Bringing Saudi employees in the private sector under the ambit of the extended Nitaqat system is the only possible way to protect companies from the high rate of turnover in their businesses, Amal Shira, a member of the human resource committee of the Jeddah Chamber of Commerce and Industry (JCCI) said.
Shira's views regarding a sharp increase in Saudization quota that companies are asked to meet based on the third phase of Nitaqat system, were part of a open and frank discussion between business owners, members of various JCCI committees and the Ministry of Labor officials in Jeddah on Thursday.
All were there at a workshop at the JCCI premises to give and shed more clarity on the third phase of Nitaqat that is likely to be enforced some time next month.
Investors in engineering industry and hospitals noted that they were being subjected to more problems with the new system.
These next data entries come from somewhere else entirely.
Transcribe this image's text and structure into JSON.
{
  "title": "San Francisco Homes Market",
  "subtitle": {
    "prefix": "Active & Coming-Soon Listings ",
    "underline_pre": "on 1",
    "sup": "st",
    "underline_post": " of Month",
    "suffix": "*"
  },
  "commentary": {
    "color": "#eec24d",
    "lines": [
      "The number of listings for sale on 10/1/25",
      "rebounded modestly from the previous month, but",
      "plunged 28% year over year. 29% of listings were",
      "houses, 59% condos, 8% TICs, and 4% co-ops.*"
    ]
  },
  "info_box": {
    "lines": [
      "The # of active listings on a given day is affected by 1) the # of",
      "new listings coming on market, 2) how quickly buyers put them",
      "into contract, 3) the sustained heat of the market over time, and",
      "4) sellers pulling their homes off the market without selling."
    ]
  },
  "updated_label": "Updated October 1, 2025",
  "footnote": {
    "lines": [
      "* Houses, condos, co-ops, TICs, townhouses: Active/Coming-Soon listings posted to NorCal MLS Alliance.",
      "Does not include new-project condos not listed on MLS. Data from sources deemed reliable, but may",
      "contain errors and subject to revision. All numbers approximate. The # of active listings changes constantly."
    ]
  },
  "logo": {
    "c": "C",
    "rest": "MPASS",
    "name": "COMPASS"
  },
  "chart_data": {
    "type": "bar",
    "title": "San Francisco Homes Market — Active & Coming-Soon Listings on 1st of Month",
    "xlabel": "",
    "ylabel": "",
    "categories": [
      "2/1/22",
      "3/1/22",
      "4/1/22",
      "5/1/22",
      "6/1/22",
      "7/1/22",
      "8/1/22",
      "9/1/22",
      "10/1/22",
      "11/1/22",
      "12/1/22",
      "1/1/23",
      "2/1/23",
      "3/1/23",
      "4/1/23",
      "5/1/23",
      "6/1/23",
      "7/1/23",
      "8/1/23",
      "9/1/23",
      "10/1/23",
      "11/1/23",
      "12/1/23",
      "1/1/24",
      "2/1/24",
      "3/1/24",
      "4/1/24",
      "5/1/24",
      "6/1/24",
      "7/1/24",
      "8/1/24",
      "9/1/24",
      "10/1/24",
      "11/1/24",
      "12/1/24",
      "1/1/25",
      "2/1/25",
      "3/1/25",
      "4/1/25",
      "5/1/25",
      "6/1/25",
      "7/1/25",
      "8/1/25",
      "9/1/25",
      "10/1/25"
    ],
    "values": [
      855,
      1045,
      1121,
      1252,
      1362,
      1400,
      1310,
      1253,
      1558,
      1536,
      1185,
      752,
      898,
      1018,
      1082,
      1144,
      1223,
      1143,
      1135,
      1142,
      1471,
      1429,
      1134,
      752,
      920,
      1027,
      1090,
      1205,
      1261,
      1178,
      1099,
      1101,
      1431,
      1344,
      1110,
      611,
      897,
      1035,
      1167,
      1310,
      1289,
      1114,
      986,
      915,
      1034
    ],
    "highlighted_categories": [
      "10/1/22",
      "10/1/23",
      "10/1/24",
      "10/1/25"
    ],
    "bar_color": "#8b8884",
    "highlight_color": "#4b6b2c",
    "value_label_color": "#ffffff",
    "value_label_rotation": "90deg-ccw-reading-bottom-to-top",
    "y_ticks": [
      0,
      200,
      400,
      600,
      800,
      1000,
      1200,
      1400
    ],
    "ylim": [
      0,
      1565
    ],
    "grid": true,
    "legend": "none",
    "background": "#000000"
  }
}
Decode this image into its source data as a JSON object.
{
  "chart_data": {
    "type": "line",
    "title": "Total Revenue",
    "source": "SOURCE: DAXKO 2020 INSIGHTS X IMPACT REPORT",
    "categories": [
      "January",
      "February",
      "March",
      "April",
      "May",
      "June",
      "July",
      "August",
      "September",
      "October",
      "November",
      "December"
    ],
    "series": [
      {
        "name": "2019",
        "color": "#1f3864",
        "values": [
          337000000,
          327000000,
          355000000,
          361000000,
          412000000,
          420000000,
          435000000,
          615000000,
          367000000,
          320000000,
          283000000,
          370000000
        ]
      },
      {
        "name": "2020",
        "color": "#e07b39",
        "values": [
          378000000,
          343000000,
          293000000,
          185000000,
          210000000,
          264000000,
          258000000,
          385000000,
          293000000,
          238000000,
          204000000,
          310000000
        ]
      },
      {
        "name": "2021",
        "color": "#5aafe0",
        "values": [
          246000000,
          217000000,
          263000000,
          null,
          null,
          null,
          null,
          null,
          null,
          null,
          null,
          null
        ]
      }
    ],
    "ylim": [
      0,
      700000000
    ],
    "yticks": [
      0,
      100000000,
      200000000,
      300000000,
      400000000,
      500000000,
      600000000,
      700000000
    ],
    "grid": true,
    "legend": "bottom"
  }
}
Several investors wondered how could they adhere to new guidelines when they found it difficult to meet the earlier conditions.
Owner of a training company complained that although several Saudi youths registered with his company, only 25% of them complete the two-year training.
Small businesses, especially those where employment of females is mandatory, are the most affected by Saudization process, said Muhi Al-Deen Hakami, assistant to the secretary general of the JCCI.
“When a female employee does not come to the shop for any reason the owner looks from a distance at his closed shop! He cannot do business without her, and his income does not allow him to recruit two employees,” Hakami said. He elaborated that in many companies Saudis leave jobs because they either were waiting for scholarships or because they move to the public sector. Faisal Bashousha, head of JCCI's car dealers committee, said the Saudi market needs to change its system. Earlier it used to recruit low-paid expatriates who were ready to work in any region and at any time. For Saudi youth, the competition is high, he said.
Investors criticized ministerial studies recommending an increase in the Saudization quota. These studies, they said, were unilateral and conducted without their views. They also questioned the evaluation of phase two of Nitaqat, which “was not successful in many sectors.” However, ministry officials came down heavily on businesses where expatriates are still given preference over Saudi employees.
They maintained not all Saudis are under qualified and are leaving their jobs randomly. “A majority of them are keen to work and move to new companies because of lucrative job offers,” they said.
Speaking to Saudi Gazette, Sultan Al-Harbi said that only 10 percent of the companies contributed to “together online gate” through which they can provide their suggestions and comments. He added that comments and observations of the investors would be taken into consideration.
He said elaborate studies have been conducted to embark on the third phase of the Nitaqat, which increases Saudization rate in different sectors and adds new fields to the list.
Samir Husain, head of the JCCI's human resources committee, said they will submit their recommendations to the ministry soon.
These recommendations, he said, include reduction in the percentage of Saudization in the downstream industry and a request to the ministry to provide a medium of communication that will allow business owners to be updated about new laws and regulations. The recommendations also include calling on the ministry to provide a detailed study on the rate of turnover in companies and its causes.